Applied informatics aims to take data being collected in electronic systems and bring it into the day-to-day work of healthcare professionals to improve care and reduce costs, according to an article at Journal of AHIMA.

It can be used at a "30,000-foot level" for national healthcare policy, the article says, at the local and institutional levels or even the individual patient level.

The healthcare informatics professional's role has grown more sophisticated in recent years; these days, it's focused on providing "healthcare intelligence" used in decision-making.

"[The role] is shifting from just using technology principles to collect and store data to a more sophisticated culture that strives to ensure data are accurate and used intellectually to ask the right questions and solve problems or prove solutions," says Lawrence M. Pawola, professor of health informatics and director of graduate studies in the health informatics program at the University of Illinois at Chicago, in the article.

Informaticists may be involved with clinical, cost, inventory and utility data. Further tasks might include electronic health information exchanges, clinical documentation improvement, population health and other areas.

FHN Memorial, a 146-bed hospital in Illinois, for instance, has developed order sets for physicians focused on quality-improvement areas including heart failure, pneumonia, surgical care improvement, outpatient surgical and length of stay.
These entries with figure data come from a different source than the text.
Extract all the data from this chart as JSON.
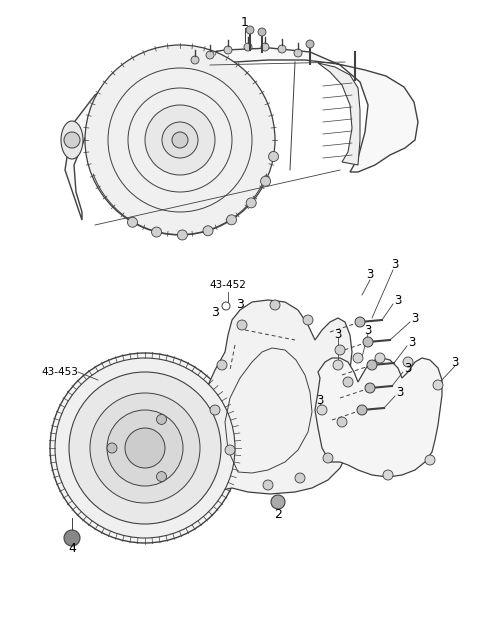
{
  "bg_color": "#ffffff",
  "line_color": "#404040",
  "label_color": "#000000",
  "fig_w": 4.8,
  "fig_h": 6.2,
  "dpi": 100
}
Improvements have brought higher reimbursement from Medicare, reports hospitalist Lucio Martinez, M.D. in the article.

Health informaticists represent the interface between technology and clinicians, and in the future, the practical use of data will be the determining factor between the haves and have-nots, the article states. The rest will be left struggling for market share.
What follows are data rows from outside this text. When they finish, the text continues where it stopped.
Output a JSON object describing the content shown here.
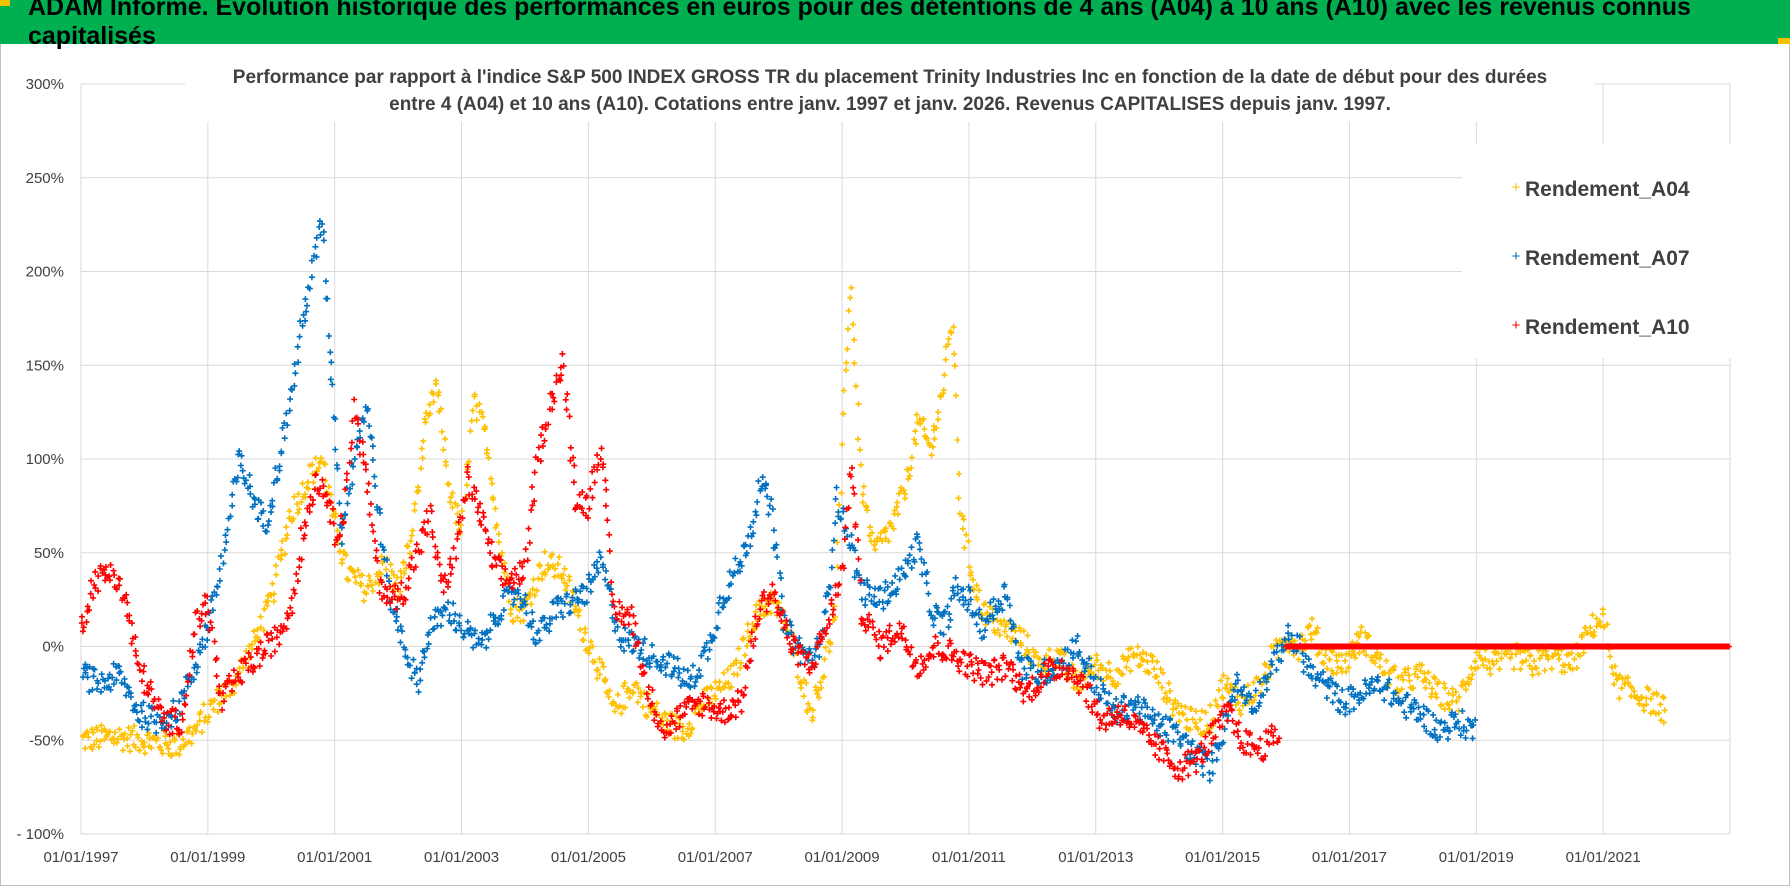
{
  "header": {
    "text": "ADAM Informe. Evolution historique des performances en euros pour des détentions de 4 ans (A04) à 10 ans (A10) avec les revenus connus capitalisés"
  },
  "colors": {
    "header_bg": "#00b050",
    "A04": "#ffc000",
    "A07": "#0070c0",
    "A10": "#ff0000",
    "grid": "#d9d9d9",
    "text": "#404040"
  },
  "chart_data": {
    "type": "scatter",
    "title_lines": [
      "Performance par rapport à l'indice S&P 500 INDEX GROSS TR  du placement Trinity Industries Inc en fonction de la date de début pour des durées",
      "entre 4 (A04) et 10 ans (A10).  Cotations entre janv. 1997 et janv. 2026. Revenus CAPITALISES  depuis janv. 1997."
    ],
    "xlabel": "",
    "ylabel": "",
    "x_range": [
      1997.0,
      2023.0
    ],
    "ylim": [
      -100,
      300
    ],
    "y_ticks": [
      -100,
      -50,
      0,
      50,
      100,
      150,
      200,
      250,
      300
    ],
    "y_tick_labels": [
      "- 100%",
      "-50%",
      "0%",
      "50%",
      "100%",
      "150%",
      "200%",
      "250%",
      "300%"
    ],
    "x_ticks": [
      1997,
      1999,
      2001,
      2003,
      2005,
      2007,
      2009,
      2011,
      2013,
      2015,
      2017,
      2019,
      2021
    ],
    "x_tick_labels": [
      "01/01/1997",
      "01/01/1999",
      "01/01/2001",
      "01/01/2003",
      "01/01/2005",
      "01/01/2007",
      "01/01/2009",
      "01/01/2011",
      "01/01/2013",
      "01/01/2015",
      "01/01/2017",
      "01/01/2019",
      "01/01/2021"
    ],
    "grid": true,
    "legend_position": "top-right",
    "series": [
      {
        "name": "Rendement_A04",
        "color": "#ffc000",
        "points": [
          [
            1997.0,
            -50
          ],
          [
            1997.5,
            -48
          ],
          [
            1998.0,
            -50
          ],
          [
            1998.5,
            -53
          ],
          [
            1998.8,
            -45
          ],
          [
            1999.1,
            -30
          ],
          [
            1999.4,
            -20
          ],
          [
            1999.7,
            0
          ],
          [
            2000.0,
            25
          ],
          [
            2000.3,
            70
          ],
          [
            2000.6,
            90
          ],
          [
            2000.8,
            100
          ],
          [
            2001.0,
            65
          ],
          [
            2001.2,
            40
          ],
          [
            2001.5,
            30
          ],
          [
            2001.8,
            45
          ],
          [
            2002.0,
            30
          ],
          [
            2002.2,
            55
          ],
          [
            2002.4,
            110
          ],
          [
            2002.6,
            140
          ],
          [
            2002.8,
            85
          ],
          [
            2003.0,
            60
          ],
          [
            2003.2,
            130
          ],
          [
            2003.4,
            110
          ],
          [
            2003.6,
            55
          ],
          [
            2003.8,
            20
          ],
          [
            2004.0,
            20
          ],
          [
            2004.3,
            45
          ],
          [
            2004.6,
            40
          ],
          [
            2004.9,
            10
          ],
          [
            2005.1,
            -5
          ],
          [
            2005.4,
            -35
          ],
          [
            2005.7,
            -20
          ],
          [
            2005.9,
            -30
          ],
          [
            2006.2,
            -40
          ],
          [
            2006.5,
            -45
          ],
          [
            2006.8,
            -30
          ],
          [
            2007.0,
            -25
          ],
          [
            2007.3,
            -15
          ],
          [
            2007.6,
            15
          ],
          [
            2007.9,
            25
          ],
          [
            2008.2,
            5
          ],
          [
            2008.5,
            -35
          ],
          [
            2008.7,
            -15
          ],
          [
            2008.9,
            20
          ],
          [
            2009.05,
            150
          ],
          [
            2009.15,
            190
          ],
          [
            2009.3,
            90
          ],
          [
            2009.5,
            50
          ],
          [
            2009.8,
            65
          ],
          [
            2010.0,
            85
          ],
          [
            2010.2,
            120
          ],
          [
            2010.4,
            105
          ],
          [
            2010.6,
            140
          ],
          [
            2010.75,
            175
          ],
          [
            2010.85,
            80
          ],
          [
            2011.0,
            45
          ],
          [
            2011.2,
            20
          ],
          [
            2011.5,
            10
          ],
          [
            2011.8,
            5
          ],
          [
            2012.1,
            -10
          ],
          [
            2012.4,
            -5
          ],
          [
            2012.7,
            -20
          ],
          [
            2013.0,
            -10
          ],
          [
            2013.3,
            -15
          ],
          [
            2013.6,
            -5
          ],
          [
            2013.9,
            -10
          ],
          [
            2014.2,
            -30
          ],
          [
            2014.5,
            -40
          ],
          [
            2014.8,
            -40
          ],
          [
            2015.0,
            -20
          ],
          [
            2015.3,
            -30
          ],
          [
            2015.6,
            -20
          ],
          [
            2015.8,
            -5
          ],
          [
            2016.0,
            5
          ],
          [
            2016.2,
            0
          ],
          [
            2016.4,
            10
          ],
          [
            2016.6,
            -5
          ],
          [
            2016.9,
            -10
          ],
          [
            2017.2,
            5
          ],
          [
            2017.5,
            -10
          ],
          [
            2017.8,
            -20
          ],
          [
            2018.1,
            -15
          ],
          [
            2018.4,
            -25
          ],
          [
            2018.7,
            -30
          ],
          [
            2019.0,
            -5
          ],
          [
            2019.3,
            -10
          ],
          [
            2019.6,
            -5
          ],
          [
            2019.9,
            -10
          ],
          [
            2020.2,
            -5
          ],
          [
            2020.5,
            -10
          ],
          [
            2020.8,
            10
          ],
          [
            2021.0,
            15
          ],
          [
            2021.2,
            -20
          ],
          [
            2021.5,
            -25
          ],
          [
            2021.8,
            -30
          ],
          [
            2022.0,
            -35
          ]
        ]
      },
      {
        "name": "Rendement_A07",
        "color": "#0070c0",
        "points": [
          [
            1997.0,
            -15
          ],
          [
            1997.3,
            -20
          ],
          [
            1997.6,
            -15
          ],
          [
            1997.9,
            -35
          ],
          [
            1998.2,
            -40
          ],
          [
            1998.5,
            -35
          ],
          [
            1998.8,
            -10
          ],
          [
            1999.0,
            10
          ],
          [
            1999.2,
            40
          ],
          [
            1999.35,
            70
          ],
          [
            1999.5,
            100
          ],
          [
            1999.7,
            80
          ],
          [
            1999.9,
            65
          ],
          [
            2000.1,
            95
          ],
          [
            2000.3,
            130
          ],
          [
            2000.5,
            175
          ],
          [
            2000.65,
            200
          ],
          [
            2000.8,
            230
          ],
          [
            2000.9,
            170
          ],
          [
            2001.0,
            120
          ],
          [
            2001.1,
            60
          ],
          [
            2001.3,
            100
          ],
          [
            2001.5,
            130
          ],
          [
            2001.7,
            70
          ],
          [
            2001.85,
            30
          ],
          [
            2002.1,
            0
          ],
          [
            2002.3,
            -20
          ],
          [
            2002.5,
            10
          ],
          [
            2002.8,
            20
          ],
          [
            2003.0,
            10
          ],
          [
            2003.3,
            0
          ],
          [
            2003.6,
            20
          ],
          [
            2003.9,
            30
          ],
          [
            2004.2,
            5
          ],
          [
            2004.5,
            20
          ],
          [
            2004.8,
            25
          ],
          [
            2005.0,
            30
          ],
          [
            2005.2,
            45
          ],
          [
            2005.5,
            5
          ],
          [
            2005.8,
            0
          ],
          [
            2006.0,
            -5
          ],
          [
            2006.3,
            -10
          ],
          [
            2006.6,
            -20
          ],
          [
            2006.9,
            0
          ],
          [
            2007.1,
            25
          ],
          [
            2007.4,
            45
          ],
          [
            2007.6,
            65
          ],
          [
            2007.7,
            90
          ],
          [
            2007.9,
            70
          ],
          [
            2008.1,
            10
          ],
          [
            2008.4,
            -5
          ],
          [
            2008.6,
            -5
          ],
          [
            2008.8,
            30
          ],
          [
            2008.9,
            80
          ],
          [
            2009.1,
            60
          ],
          [
            2009.3,
            30
          ],
          [
            2009.6,
            25
          ],
          [
            2009.9,
            35
          ],
          [
            2010.2,
            55
          ],
          [
            2010.4,
            20
          ],
          [
            2010.6,
            10
          ],
          [
            2010.8,
            30
          ],
          [
            2011.0,
            25
          ],
          [
            2011.2,
            10
          ],
          [
            2011.4,
            20
          ],
          [
            2011.6,
            30
          ],
          [
            2011.8,
            -10
          ],
          [
            2012.1,
            -15
          ],
          [
            2012.4,
            -10
          ],
          [
            2012.7,
            0
          ],
          [
            2013.0,
            -20
          ],
          [
            2013.3,
            -35
          ],
          [
            2013.6,
            -30
          ],
          [
            2013.9,
            -40
          ],
          [
            2014.2,
            -45
          ],
          [
            2014.5,
            -55
          ],
          [
            2014.8,
            -65
          ],
          [
            2015.0,
            -45
          ],
          [
            2015.2,
            -20
          ],
          [
            2015.5,
            -30
          ],
          [
            2015.8,
            -10
          ],
          [
            2016.0,
            5
          ],
          [
            2016.2,
            0
          ],
          [
            2016.4,
            -15
          ],
          [
            2016.6,
            -20
          ],
          [
            2016.9,
            -30
          ],
          [
            2017.2,
            -25
          ],
          [
            2017.5,
            -20
          ],
          [
            2017.8,
            -30
          ],
          [
            2018.1,
            -35
          ],
          [
            2018.4,
            -45
          ],
          [
            2018.7,
            -40
          ],
          [
            2019.0,
            -45
          ]
        ]
      },
      {
        "name": "Rendement_A10",
        "color": "#ff0000",
        "points": [
          [
            1997.0,
            10
          ],
          [
            1997.2,
            35
          ],
          [
            1997.5,
            40
          ],
          [
            1997.7,
            25
          ],
          [
            1997.9,
            -10
          ],
          [
            1998.1,
            -25
          ],
          [
            1998.3,
            -40
          ],
          [
            1998.6,
            -40
          ],
          [
            1998.8,
            10
          ],
          [
            1999.0,
            25
          ],
          [
            1999.2,
            -30
          ],
          [
            1999.5,
            -15
          ],
          [
            1999.8,
            -5
          ],
          [
            2000.1,
            5
          ],
          [
            2000.3,
            20
          ],
          [
            2000.5,
            60
          ],
          [
            2000.7,
            90
          ],
          [
            2000.9,
            80
          ],
          [
            2001.0,
            60
          ],
          [
            2001.15,
            70
          ],
          [
            2001.3,
            130
          ],
          [
            2001.5,
            90
          ],
          [
            2001.7,
            35
          ],
          [
            2001.9,
            25
          ],
          [
            2002.1,
            30
          ],
          [
            2002.3,
            50
          ],
          [
            2002.5,
            70
          ],
          [
            2002.7,
            30
          ],
          [
            2002.9,
            50
          ],
          [
            2003.1,
            90
          ],
          [
            2003.3,
            70
          ],
          [
            2003.5,
            45
          ],
          [
            2003.7,
            35
          ],
          [
            2004.0,
            40
          ],
          [
            2004.2,
            100
          ],
          [
            2004.4,
            130
          ],
          [
            2004.6,
            150
          ],
          [
            2004.8,
            80
          ],
          [
            2005.0,
            75
          ],
          [
            2005.2,
            110
          ],
          [
            2005.4,
            20
          ],
          [
            2005.7,
            15
          ],
          [
            2005.9,
            -20
          ],
          [
            2006.2,
            -45
          ],
          [
            2006.5,
            -35
          ],
          [
            2006.8,
            -30
          ],
          [
            2007.1,
            -35
          ],
          [
            2007.4,
            -30
          ],
          [
            2007.7,
            20
          ],
          [
            2007.9,
            30
          ],
          [
            2008.2,
            0
          ],
          [
            2008.5,
            -10
          ],
          [
            2008.8,
            15
          ],
          [
            2009.0,
            40
          ],
          [
            2009.15,
            100
          ],
          [
            2009.3,
            20
          ],
          [
            2009.6,
            0
          ],
          [
            2009.9,
            10
          ],
          [
            2010.2,
            -10
          ],
          [
            2010.5,
            0
          ],
          [
            2010.8,
            -5
          ],
          [
            2011.0,
            -10
          ],
          [
            2011.3,
            -15
          ],
          [
            2011.6,
            -10
          ],
          [
            2011.9,
            -25
          ],
          [
            2012.2,
            -15
          ],
          [
            2012.5,
            -10
          ],
          [
            2012.8,
            -20
          ],
          [
            2013.1,
            -40
          ],
          [
            2013.4,
            -35
          ],
          [
            2013.7,
            -45
          ],
          [
            2014.0,
            -55
          ],
          [
            2014.3,
            -65
          ],
          [
            2014.6,
            -60
          ],
          [
            2014.9,
            -45
          ],
          [
            2015.1,
            -35
          ],
          [
            2015.3,
            -50
          ],
          [
            2015.6,
            -55
          ],
          [
            2015.9,
            -45
          ]
        ]
      },
      {
        "name": "Rendement_A10 (0% line)",
        "color": "#ff0000",
        "points": [
          [
            2016.0,
            0
          ],
          [
            2023.0,
            0
          ]
        ]
      }
    ],
    "legend": [
      "Rendement_A04",
      "Rendement_A07",
      "Rendement_A10"
    ]
  }
}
In another example of successful healthcare informatics, Texas Children's Hospital focused its data on treating acute asthma. It found that providers were ordering a higher-than-normal volume of chest X-rays. By rewriting the order set to reflect best practices, the number of chest X-rays ordered for asthma patients has declined 35 percent.
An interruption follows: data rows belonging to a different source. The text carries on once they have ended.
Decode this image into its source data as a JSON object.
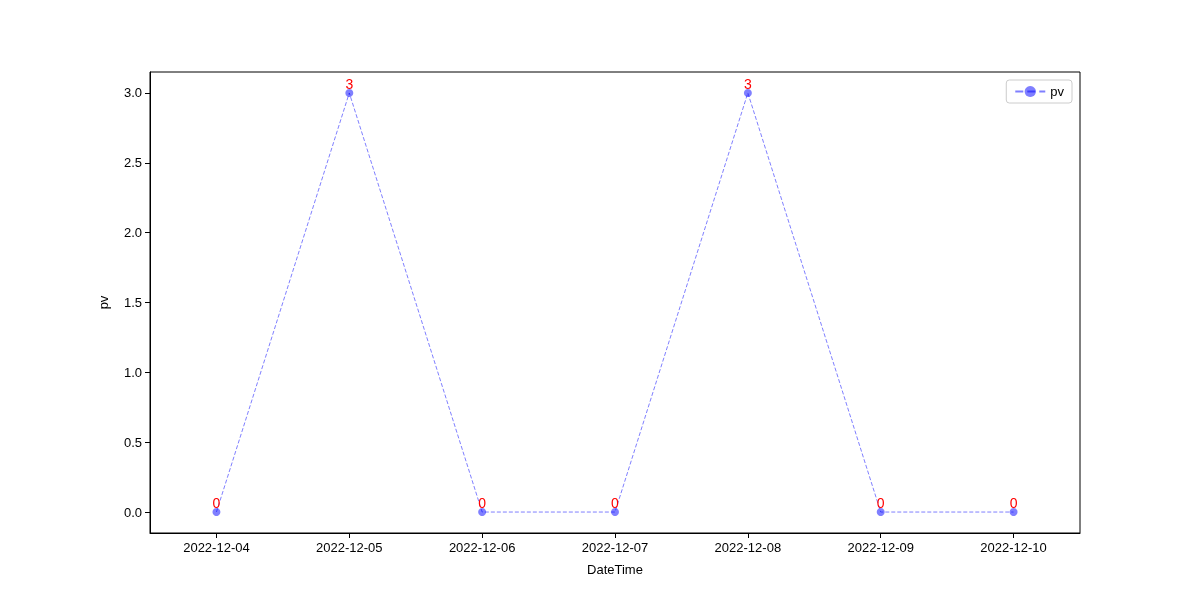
{
  "chart_data": {
    "type": "line",
    "xlabel": "DateTime",
    "ylabel": "pv",
    "categories": [
      "2022-12-04",
      "2022-12-05",
      "2022-12-06",
      "2022-12-07",
      "2022-12-08",
      "2022-12-09",
      "2022-12-10"
    ],
    "series": [
      {
        "name": "pv",
        "color": "#0000ff",
        "values": [
          0,
          3,
          0,
          0,
          3,
          0,
          0
        ]
      }
    ],
    "ylim": [
      -0.15,
      3.15
    ],
    "yticks": [
      {
        "value": 0,
        "label": "0.0"
      },
      {
        "value": 0.5,
        "label": "0.5"
      },
      {
        "value": 1,
        "label": "1.0"
      },
      {
        "value": 1.5,
        "label": "1.5"
      },
      {
        "value": 2,
        "label": "2.0"
      },
      {
        "value": 2.5,
        "label": "2.5"
      },
      {
        "value": 3,
        "label": "3.0"
      }
    ],
    "data_labels": true,
    "marker": "circle",
    "line_style": "dashed",
    "legend": "top right",
    "grid": false
  }
}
Hospitals also are using analytics technology to create action plans to preemptively treat patients referred to as "super users;" those who find themselves constantly in and out facilities.

Numerous healthcare organizations have launched clinical documentation improvement initiatives as part of their move to ICD-10, which will provide far more granular data on care practices. Baptist Health South Florida, which has dubbed its effort "CDI: Miami," advocates engaging physicians early in improving documentation.